Saturday, March 26, 2011

Source Code - Opening April 1, 2011

At one time, I truly believed my car was haunted. No, seriously. I don't believe in curses or ghosts or any of that supernatural mumbo-jumbo, but it was the only way to assess the inexplicably random instances where my car alarm would go off. At first it was whenever I stuck my key in the lock, so I installed an wireless unlocking system. If I didn't press the button for exactly three-and-a-half seconds, the alarm would go off again. Anything set that motherfucker off: a fallen leaf brushing its hood; somebody commenting on the nice interior; during the final seconds of the series finale of Lost. Hell, one time I just looked at my car and it went off. Eventually I traded it in due to sleep deprivation. Which leads us right into our movie this week:

Source Code stars Jake Gyllenhall in his most confusing movie since Donnie Darko. Hell, Duncan Jones makes Richard Kelly look like the less-talented Farrelly Brother with this one. Gyllenhall, who accepted the role as Darko earlier in his career and is now a stud, must have looked at this script and shit his pants thinking it was the latest Kelly atrocity to piss off moviegoers. However, since it was Jones, in his follow-up to 2009's much beloved Moon, he must have thought Jones was going to put on some aesthetic touches to make it watchable.

He was right, but watchable is my best possible compliment. While Moon told a tale of psychologically deteriorating turmoil, Source Code merely leaves character development and mind-games on the horizon. The best comparison I can make is to The Fountain, except Gyllenhall never shaves his head. It's a beautiful and strange journey that serves more as an intoxicating, mind-numbing drug used to arouse the senses than a film that would spark a wave of critical essays breaking down its underlying themes and political statements (and thank God for that).

Watchable sounds bad, but hell, this movie is incompre-fucking-hensible plot-wise, so who cares that Gyllenhall must retrieve a forgotten password that will destroy half of Japan from the dead captain of the Titanic's ghost? It's a dazzling scene featuring Gyllenhall weaving through endless streams of dazzling-colored coral stretches and Synodontidaes as he approaches the long-lost wreckage.

Oh, sorry, I might want to back up. You're undoubtedly confused. I know it doesn't sound like the trailer, which does make up the first 15 minutes of the film, only to never return. But to be honest, that convoluted mess of a situation would have never been solved. Jones was quoted in Variety saying that once he had written the first dozen pages of the script, he stopped and said to himself, "What the fuck am I doing?" Jones regards himself as a trooper, however, and "refused to give up." Jeez, you'd think he'd at least rewrite it? I mean, it's not like he was wasting a bunch of paper or something.

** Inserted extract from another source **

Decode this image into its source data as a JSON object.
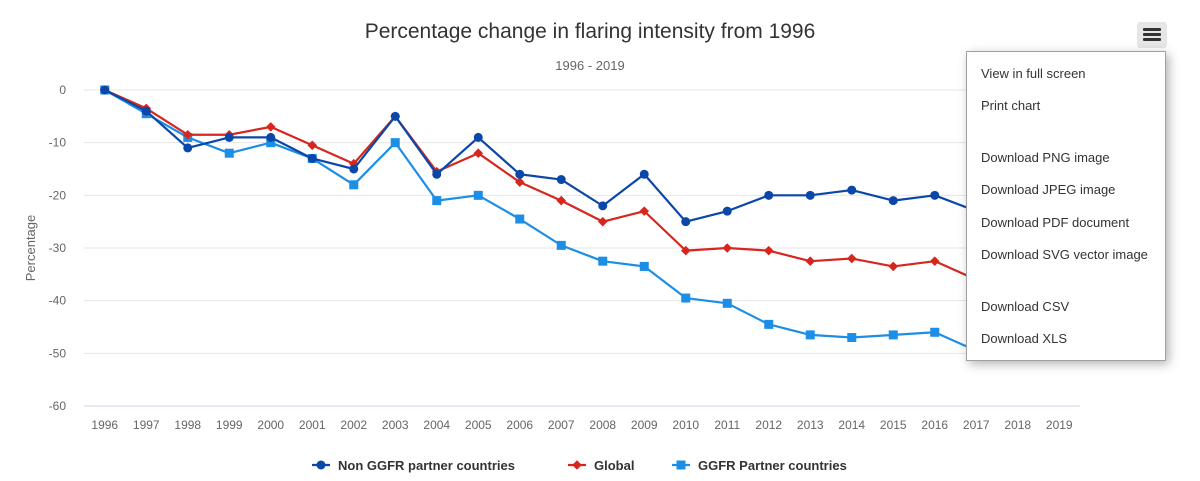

Some of you might even be screaming, "Don't tell me what fucking happens you hack!" Firstly, I must say that any scene I describe in this review really won't spoil much. This particular scene I've described last only two minutes in this two-hour endeavor. Each scene moves abruptly, but also in a seamlessly pleasing manner, from scenario to scenario. As soon as I was about to say, "what the fuck was that?" I became intoxicated with what new unexplored universe Jones was offering up. It wasn't until the end of the film that I realized I was drooling all over my shirt.

Anyway, you can take the movie as it is or leave it. However, I hope Jones enjoyed the Aronofskian style-over-substance trip while it lasted, because Source Code cost an estimated $316 million to make, edging just past Avatar and exceeding its original budget by $275 million. And, as somebody from the fucking future, take my word for it: it doesn't quite break even at the box office.